Institute of Ocean Sciences 9860 West Saanich Road

P.O. Box 6000, Sidney, B.C.Canada,V8L 4B2

Tel: 1-250-363-6409

Fax: 1-250-363-6807

MacDonaldRob@dfo-mpo.gc.ca

 

K.C. Ruttenberg, C. Gobeil

 

The Mackenzie Shelf is unique for the North American side of the Arctic Ocean in that it comprises a wide shelf dominated by input from a large, sediment rich river. Here, we examine budgets for fresh water, sediments, organic carbon and nutrients.
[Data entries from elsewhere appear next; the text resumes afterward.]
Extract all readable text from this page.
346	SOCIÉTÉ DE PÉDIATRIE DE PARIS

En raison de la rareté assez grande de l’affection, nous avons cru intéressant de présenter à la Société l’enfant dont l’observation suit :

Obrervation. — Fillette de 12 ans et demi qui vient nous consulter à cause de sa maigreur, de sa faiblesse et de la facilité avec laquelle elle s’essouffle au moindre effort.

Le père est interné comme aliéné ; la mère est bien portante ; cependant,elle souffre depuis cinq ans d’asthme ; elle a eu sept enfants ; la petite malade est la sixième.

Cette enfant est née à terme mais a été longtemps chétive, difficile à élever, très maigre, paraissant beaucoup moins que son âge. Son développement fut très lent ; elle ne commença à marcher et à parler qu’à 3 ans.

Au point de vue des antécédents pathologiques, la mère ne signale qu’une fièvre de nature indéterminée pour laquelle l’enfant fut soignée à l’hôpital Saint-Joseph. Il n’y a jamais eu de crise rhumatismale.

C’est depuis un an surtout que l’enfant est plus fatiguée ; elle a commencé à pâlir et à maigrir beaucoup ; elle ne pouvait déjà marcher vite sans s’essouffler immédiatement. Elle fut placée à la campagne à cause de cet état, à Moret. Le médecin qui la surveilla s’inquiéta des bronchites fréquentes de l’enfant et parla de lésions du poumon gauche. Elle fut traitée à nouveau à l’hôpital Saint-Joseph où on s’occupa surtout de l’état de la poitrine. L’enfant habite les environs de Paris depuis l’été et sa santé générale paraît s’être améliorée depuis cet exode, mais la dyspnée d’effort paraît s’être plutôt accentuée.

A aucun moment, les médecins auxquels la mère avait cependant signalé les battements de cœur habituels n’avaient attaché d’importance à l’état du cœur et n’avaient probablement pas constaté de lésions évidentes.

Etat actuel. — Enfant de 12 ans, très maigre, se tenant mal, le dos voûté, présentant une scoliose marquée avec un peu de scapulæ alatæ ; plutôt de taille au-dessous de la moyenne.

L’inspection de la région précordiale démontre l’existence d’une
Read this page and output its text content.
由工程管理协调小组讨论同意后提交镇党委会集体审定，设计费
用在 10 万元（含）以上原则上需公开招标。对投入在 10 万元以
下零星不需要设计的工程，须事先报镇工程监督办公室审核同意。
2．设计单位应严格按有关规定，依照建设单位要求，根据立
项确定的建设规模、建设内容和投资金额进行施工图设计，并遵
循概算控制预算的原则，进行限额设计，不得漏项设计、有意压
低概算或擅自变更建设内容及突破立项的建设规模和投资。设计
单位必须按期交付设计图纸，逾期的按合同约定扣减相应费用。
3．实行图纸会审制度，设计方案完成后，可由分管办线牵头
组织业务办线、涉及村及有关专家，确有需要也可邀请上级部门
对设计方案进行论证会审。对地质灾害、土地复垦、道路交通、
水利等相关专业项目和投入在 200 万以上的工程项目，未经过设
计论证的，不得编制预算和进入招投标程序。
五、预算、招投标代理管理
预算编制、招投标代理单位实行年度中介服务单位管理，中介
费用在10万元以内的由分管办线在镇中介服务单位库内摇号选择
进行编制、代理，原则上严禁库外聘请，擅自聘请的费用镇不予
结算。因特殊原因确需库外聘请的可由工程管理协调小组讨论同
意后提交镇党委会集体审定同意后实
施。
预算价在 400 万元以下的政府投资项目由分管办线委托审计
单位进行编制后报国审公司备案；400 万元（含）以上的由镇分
The Mackenzie River clearly dominates the region, but the formation of ice is also crucial in controlling how the shelf interfaces land and ocean. The shelf can by no means be considered a passive receptor of terrestrial and marine inputs; it reprocesses those inputs exporting some and sequestering others. Although present data allow one to contrain quite well the input of materials from land, our understanding of partitioning between delta and shelf and the exchange at the shelf edge is not sufficient to provide an accurate budget for some components. The greatest leverage for climate change in the Arctic Ocean is arguably on the shelves yet we do not know enough to predict even the direction of that change insofar as impact on biogeochemical cycling.